Innovation and R&D Innovation at Marriott Vacations Worldwide is focused on digital capabilities, product design, and network expansion rather than traditional laboratory R&D. The company is modernizing its technology platforms, shifting more tours and bookings online, and experimenting with virtual sales. These efforts aim to personalize the owner experience, lower costs, and improve conversion, with targeted efficiency gains over the next few years. On the product side, the Abound points program and the ability to use points across a wide range of Marriott hotels materially enhance flexibility for owners. The move into all‑inclusive resorts and the new “City Collection” for urban destinations broaden the addressable market and refresh the portfolio. A visible pipeline of new resorts in resort and city locations extends growth potential into the late decade. The key uncertainty is execution: realizing the projected benefits from technology upgrades and new properties requires disciplined rollout, effective marketing, and careful cost control. If well executed, these initiatives can deepen the company’s moat; if not, they could raise costs without fully delivering the expected returns.


Summary

Overall, Marriott Vacations Worldwide looks like a recovered, now‑stable leisure business with solid brands and a clear strategic direction, but with tempered growth momentum and a notable debt load. The income statement shows that the company has moved well past the pandemic shock, with healthy sales and sustained profitability, though margins are not expanding as rapidly as they once did. The balance sheet is serviceable but leveraged, making the company more sensitive to interest rates and downturns. Cash flows are positive and sufficient to fund ongoing needs, but not so abundant as to render the capital structure a non‑issue.
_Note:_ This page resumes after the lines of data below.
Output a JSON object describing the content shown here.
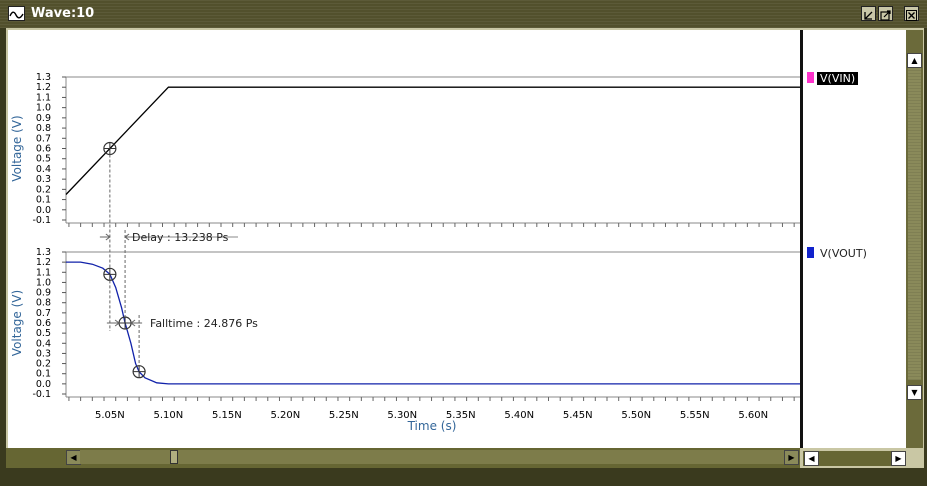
{
  "window": {
    "title": "Wave:10"
  },
  "legend": {
    "items": [
      {
        "label": "V(VIN)",
        "color": "#ff33cc",
        "selected": true
      },
      {
        "label": "V(VOUT)",
        "color": "#1122cc",
        "selected": false
      }
    ]
  },
  "measurements": {
    "delay": "Delay : 13.238 Ps",
    "falltime": "Falltime : 24.876 Ps"
  },
  "chart_data": [
    {
      "type": "line",
      "series": [
        {
          "name": "V(VIN)",
          "color": "#000000",
          "points": [
            [
              5.0125,
              0.15
            ],
            [
              5.1,
              1.2
            ],
            [
              5.64,
              1.2
            ]
          ]
        }
      ],
      "markers": [
        [
          5.05,
          0.6
        ]
      ],
      "ylabel": "Voltage (V)",
      "ylim": [
        -0.1,
        1.3
      ],
      "yticks": [
        "1.3",
        "1.2",
        "1.1",
        "1.0",
        "0.9",
        "0.8",
        "0.7",
        "0.6",
        "0.5",
        "0.4",
        "0.3",
        "0.2",
        "0.1",
        "0.0",
        "-0.1"
      ],
      "xlim": [
        5.0125,
        5.64
      ]
    },
    {
      "type": "line",
      "series": [
        {
          "name": "V(VOUT)",
          "color": "#1122aa",
          "points": [
            [
              5.0125,
              1.2
            ],
            [
              5.025,
              1.2
            ],
            [
              5.035,
              1.18
            ],
            [
              5.044,
              1.14
            ],
            [
              5.05,
              1.08
            ],
            [
              5.055,
              0.95
            ],
            [
              5.06,
              0.75
            ],
            [
              5.063,
              0.6
            ],
            [
              5.068,
              0.4
            ],
            [
              5.072,
              0.2
            ],
            [
              5.075,
              0.12
            ],
            [
              5.08,
              0.06
            ],
            [
              5.09,
              0.01
            ],
            [
              5.1,
              0.0
            ],
            [
              5.64,
              0.0
            ]
          ]
        }
      ],
      "markers": [
        [
          5.05,
          1.08
        ],
        [
          5.063,
          0.6
        ],
        [
          5.075,
          0.12
        ]
      ],
      "ylabel": "Voltage (V)",
      "xlabel": "Time (s)",
      "ylim": [
        -0.1,
        1.3
      ],
      "yticks": [
        "1.3",
        "1.2",
        "1.1",
        "1.0",
        "0.9",
        "0.8",
        "0.7",
        "0.6",
        "0.5",
        "0.4",
        "0.3",
        "0.2",
        "0.1",
        "0.0",
        "-0.1"
      ],
      "xlim": [
        5.0125,
        5.64
      ],
      "xticks": [
        "5.05N",
        "5.10N",
        "5.15N",
        "5.20N",
        "5.25N",
        "5.30N",
        "5.35N",
        "5.40N",
        "5.45N",
        "5.50N",
        "5.55N",
        "5.60N"
      ]
    }
  ]
}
Strategically, the firm’s brand strength, large owner base, and flexible, points‑driven ecosystem provide a meaningful competitive edge. Digital initiatives, new vacation formats (including all‑inclusive and urban), and a robust resort pipeline offer avenues for future growth and richer customer engagement. The main things to watch are: how well the company manages its leverage, whether modernization actually boosts margins, and how new offerings perform in a travel market that remains cyclical and exposed to broader economic conditions.